|Applies To||RSA Product Set: Data Loss Prevention (DLP)|
RSA Product/Service Type: Enterprise Manager, Datacenter
RSA Version/Condition: 9.6 SP2
|Tasks||This article provides steps to configure "File Fingerprint Crawler" with filtering for target-scan contents through using exclusions. |
What is the purpose of Fingerprinting files?
The intent and purpose of the File fingerprinting feature is to identify potentially sensitive information in the form of files within the organization and collect fingerprints on them that will help in detecting data leakage violations during content analysis.
Depending on the type of files that have to be protected, the feature allows for two different types of fingerprinting. They are i) Partial/Full text fingerprinting which extracts and fingerprints the textual content of a file and ii) Binary fingerprinting where the entire binary content of the file is fingerprinted.
An Example for Partial text fingerprint detection would include the cases of identifying portions of sensitive information that is interspersed within an email leaving an organization and an example for binary fingerprint detection would include detecting someone who tries to publicize an organization’s next generation design diagram or an executable to the outside world.
Note: Crawler function is hosted on Datacenter Site-Coordinator [SC] server.
|Resolution||On your "RSA DLP Enterprise-Manager" webinterface, go to "settings" then "Fingerprint Crawler Manager".|
First: Start configuring the basic Crawler settings as shown below.
1- Crawler Name: Name associated with the crawler configuration. Used by EM to manage the different crawlers.
2- Resulting Content Blade Name: Name of the Content blade that will be created upon successull run of this crawl configuration.

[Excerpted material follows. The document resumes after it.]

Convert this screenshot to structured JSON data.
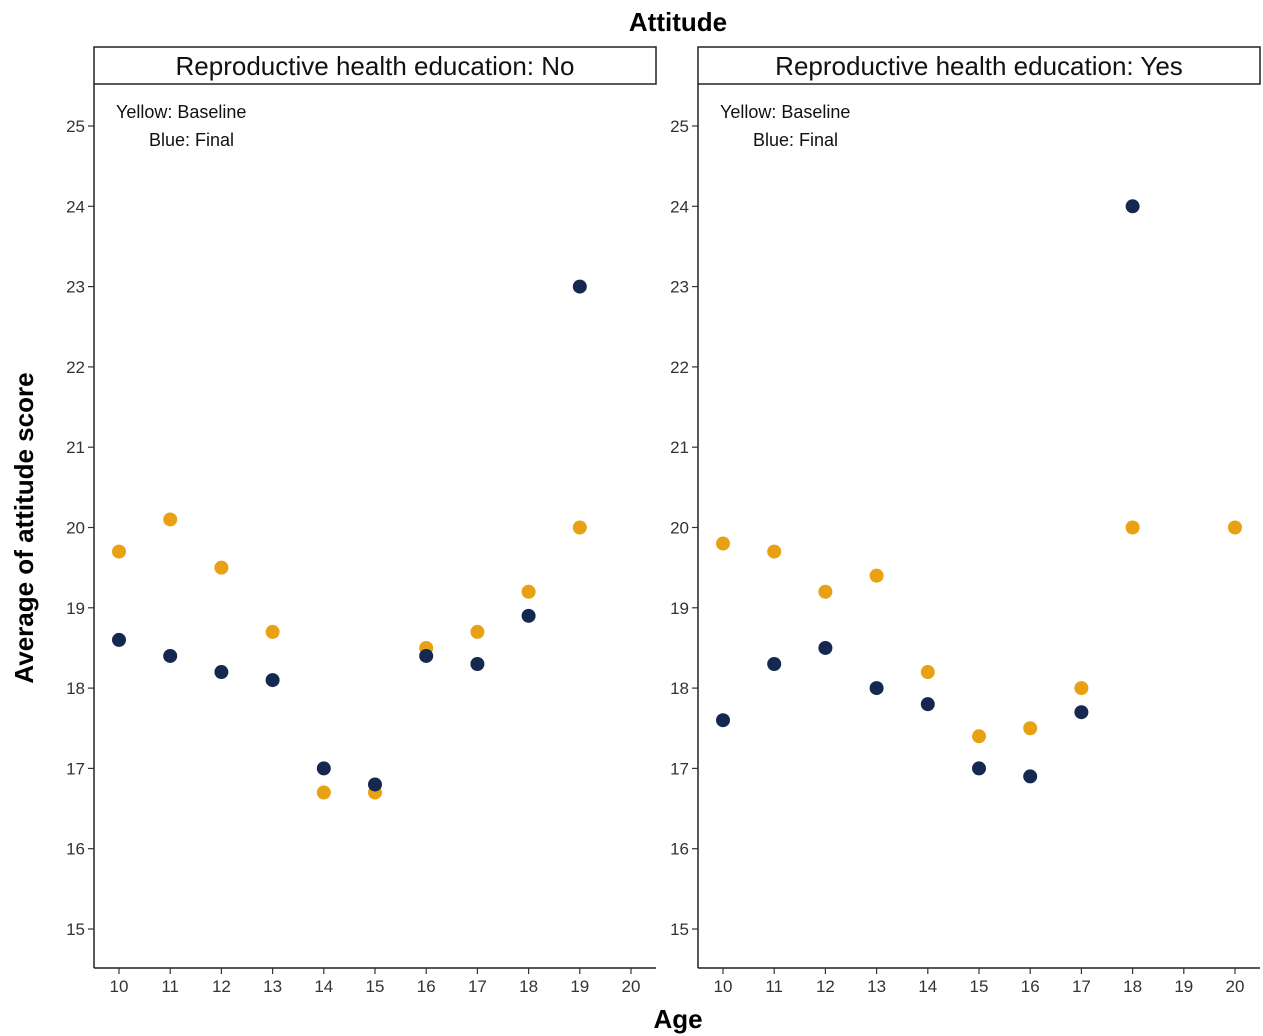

3- Run At Site (Drop down): Drop down box that enumerates the list of available sites and lets the user choose the one under which the crawler has to be run.
4- Credentials (User/Pass): Credentials to the Site Coordinator. Only an authorized user can run the crawler within a Site.
5- File Content Match:
Full And Partial Text -> Collects fingerprints on partial and full textual content.
Full Binary -> Collect fingerprints on binary content.
6- Full UNC Path: UNC Path to a file or directory whose contents need to be fingerprinted. One or more paths may be added. Options available against each path that allows user to enter credentials
for that path. This will enable the crawler to crawl files across domains.
7- Default User Credentials: The default credentials to use to connect to any of the file shares pointed by the paths when credentials for individual paths is not given.
Second: Start configuring the Crawler Advanced options for exclusions as shown below.
1- Advanced Options: Advanced options are used to refine the crawler configuration. They allow an user to specify inclusion and exclusion rules to narrow down the files that need to be fingerprinted from the paths given above. The values can be either simple strings or Regular expressions. The regular expression syntax can be validated before saving the configuration.
How to validate the execution of the "Crawler function" and that exclusions have been applied?
Once the status of the "Crawler function" on the EM webinterface shows completed, please open "more info" tab to have a look on the summary of the "crawler function" execution and verify if the exclusions on the target-scan have been applied or not by validating no. "Files Fingerprinted" & no. of files "Filtered from Fingerprint".
As per the example shown in the below picture, "crawler function" ran over a target-scan folder than contains four text files in which two of them have been excluded using "File extensions" .xlsx & .docx, the result of "Files Fingerprinted" shows TWO & "Filtered from Fingerprint" shows Two.